When future culinary historians trace the curious place of comfort food in America's high-end restaurants, they may linger on the period we're living in right now. Daniel Boulud's famous foie gras--stuffed hamburger, launched 10 years ago in New York, spawned a host of mega-burger imitators, often mega-priced, and a whole trend involving high-end/lowbrow food, from ludicrously overpriced bologna sandwiches to hot dogs made with locally sourced pork jowls to truffled mac and cheese. Luxurious versions of homey dishes have now become a cliché in urban American life—a widespread but phony (and fattening) oversimplification of the pleasures of food.
The demand for souped-up comfort in American life is growing for reasons that have nothing to do with eating: rapid social change, a precarious economy, a work life that consumes more and more of our time. And food can answer the need for comfort. It can connect us to childhood memories. But "comfort food," as it's found on most menus, I would venture to guess, is quite different from the childhood foods of most of its customers.
The trend reminds me of a Woody Allen story in which he has a near-death experience and his life flashes before his eyes... until he realizes that the life flashing before his eyes is not actually his life. Our comfort food obsession indulges nostalgia for a childhood that most of us didn't have.
For me, there are two comfort-food dishes: my mother's poached salmon with wild rice and my grandmother's stewed rhubarb. Both connect me with specific childhood memories—summers in Eastern Canada, fishing expeditions, large family meals. Neither are fat bombs.
One of the most salient features of comfort food is how personal it is. The Milanese designer Valentino once described his perfect meal, and it wasn't any of the elaborate dishes with luxury ingredients you might expect from a multimillionaire purveyor of outrageously expensive dresses: His perfect meal was a Roman bean stew. Every Italian that I know believes that the best food in the world comes from about a mile from where he or she was born—a specific kind of soft cheese or a pasta with just-caught squid in its own ink. The food that really satisfies us is basic but prepared just so: Even a peanut butter sandwich can be unspeakably comforting if it's made the way you've always liked it.
Comfort food on most menus makes chefs' jobs easier, giving them cover to cook with lots of fat. But fatty foods ultimately makes us feel worse, more anxious, less satisfied. A lot of this fancy comfort food is actually closer to country-fair food: deep-fried Pepsi or bacon-wrapped turkey legs. The carny connection picks up speed as the trend trickles down, reaching rock bottom with something like KFC's Double Down—cheese and bacon sandwiched between two pieces of fried chicken instead of a bun.
I recently ate a hundred-dollar burger at the newly opened M:brgr in Toronto: two slabs of Kobe beef, with brie, piave del vecchio cheese, truffle carpaccio, and honey-truffle aioli, so big it would have required pythonlike jaw dislocation to consume. You know how it tasted? Pretty good. But not even in the same league as the burgers made with onion soup powder I used to eat at the lake with my cousins.

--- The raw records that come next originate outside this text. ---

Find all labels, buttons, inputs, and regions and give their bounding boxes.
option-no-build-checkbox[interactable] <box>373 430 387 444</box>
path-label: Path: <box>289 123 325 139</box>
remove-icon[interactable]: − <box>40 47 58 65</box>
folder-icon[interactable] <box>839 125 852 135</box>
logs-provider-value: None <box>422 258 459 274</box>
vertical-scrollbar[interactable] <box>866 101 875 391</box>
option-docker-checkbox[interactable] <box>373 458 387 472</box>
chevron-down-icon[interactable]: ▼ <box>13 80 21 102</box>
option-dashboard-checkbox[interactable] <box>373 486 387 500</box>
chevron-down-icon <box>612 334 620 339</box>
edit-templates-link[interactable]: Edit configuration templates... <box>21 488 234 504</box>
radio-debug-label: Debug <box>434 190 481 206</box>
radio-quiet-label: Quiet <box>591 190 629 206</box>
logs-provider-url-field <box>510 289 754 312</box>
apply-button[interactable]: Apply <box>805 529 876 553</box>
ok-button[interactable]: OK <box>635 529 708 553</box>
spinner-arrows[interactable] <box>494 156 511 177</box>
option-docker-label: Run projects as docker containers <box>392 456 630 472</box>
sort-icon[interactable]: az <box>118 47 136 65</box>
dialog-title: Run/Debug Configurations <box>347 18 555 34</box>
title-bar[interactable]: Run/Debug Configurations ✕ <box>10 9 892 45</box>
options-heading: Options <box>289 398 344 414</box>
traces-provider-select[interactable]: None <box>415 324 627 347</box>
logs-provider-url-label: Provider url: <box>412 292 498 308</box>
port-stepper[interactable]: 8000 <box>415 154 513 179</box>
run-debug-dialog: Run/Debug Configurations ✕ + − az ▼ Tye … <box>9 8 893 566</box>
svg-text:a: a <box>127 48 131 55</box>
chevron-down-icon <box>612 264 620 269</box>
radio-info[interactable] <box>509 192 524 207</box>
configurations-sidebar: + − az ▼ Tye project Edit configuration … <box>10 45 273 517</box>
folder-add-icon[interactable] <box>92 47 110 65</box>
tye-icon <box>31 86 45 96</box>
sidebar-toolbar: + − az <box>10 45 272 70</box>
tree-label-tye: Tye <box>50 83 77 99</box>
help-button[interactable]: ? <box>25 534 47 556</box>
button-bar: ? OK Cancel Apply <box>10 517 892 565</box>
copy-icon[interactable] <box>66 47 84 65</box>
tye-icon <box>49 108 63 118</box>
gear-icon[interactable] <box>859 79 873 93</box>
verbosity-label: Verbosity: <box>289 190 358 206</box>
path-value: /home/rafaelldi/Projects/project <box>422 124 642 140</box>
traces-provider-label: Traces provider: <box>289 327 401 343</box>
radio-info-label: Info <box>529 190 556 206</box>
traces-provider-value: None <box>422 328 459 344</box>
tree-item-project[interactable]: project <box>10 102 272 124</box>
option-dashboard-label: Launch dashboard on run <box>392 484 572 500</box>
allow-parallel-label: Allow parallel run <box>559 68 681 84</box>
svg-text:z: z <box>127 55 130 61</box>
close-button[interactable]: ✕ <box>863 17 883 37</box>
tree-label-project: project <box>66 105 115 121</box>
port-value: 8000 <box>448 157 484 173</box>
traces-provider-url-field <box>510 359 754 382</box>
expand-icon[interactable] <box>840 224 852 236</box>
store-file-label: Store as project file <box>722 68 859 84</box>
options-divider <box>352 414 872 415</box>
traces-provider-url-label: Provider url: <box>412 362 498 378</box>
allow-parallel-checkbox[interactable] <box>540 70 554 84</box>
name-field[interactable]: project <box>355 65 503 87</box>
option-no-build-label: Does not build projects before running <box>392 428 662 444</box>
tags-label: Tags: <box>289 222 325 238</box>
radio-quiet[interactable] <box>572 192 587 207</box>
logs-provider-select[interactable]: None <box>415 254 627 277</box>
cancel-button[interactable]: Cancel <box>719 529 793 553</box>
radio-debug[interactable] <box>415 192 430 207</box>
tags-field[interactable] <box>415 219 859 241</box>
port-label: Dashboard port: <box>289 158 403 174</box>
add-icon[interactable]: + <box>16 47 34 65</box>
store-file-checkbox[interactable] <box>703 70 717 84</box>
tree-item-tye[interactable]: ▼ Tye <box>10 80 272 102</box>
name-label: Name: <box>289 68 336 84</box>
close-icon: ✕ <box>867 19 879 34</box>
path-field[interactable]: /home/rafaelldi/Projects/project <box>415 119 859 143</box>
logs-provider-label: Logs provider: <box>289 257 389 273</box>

The comfort-food craze does hint at an understanding that cooking with love is just as important as cooking with brains, and that realization—particularly among celebrity chefs and the foodies who shape wider attitudes toward food in America—is loaded with potential. Love is often right at the heart of the acts of cooking and of eating. It may not be the place of a restaurant to tell us why stewed rhubarb cooked by someone we love tastes better than duck confit cooked by a French genius. Thinking about the true meaning of "comfort" in the comfort-food idea takes us to an even deeper, more meaningful place, where food truly made with love nourishes the soul as much as the body.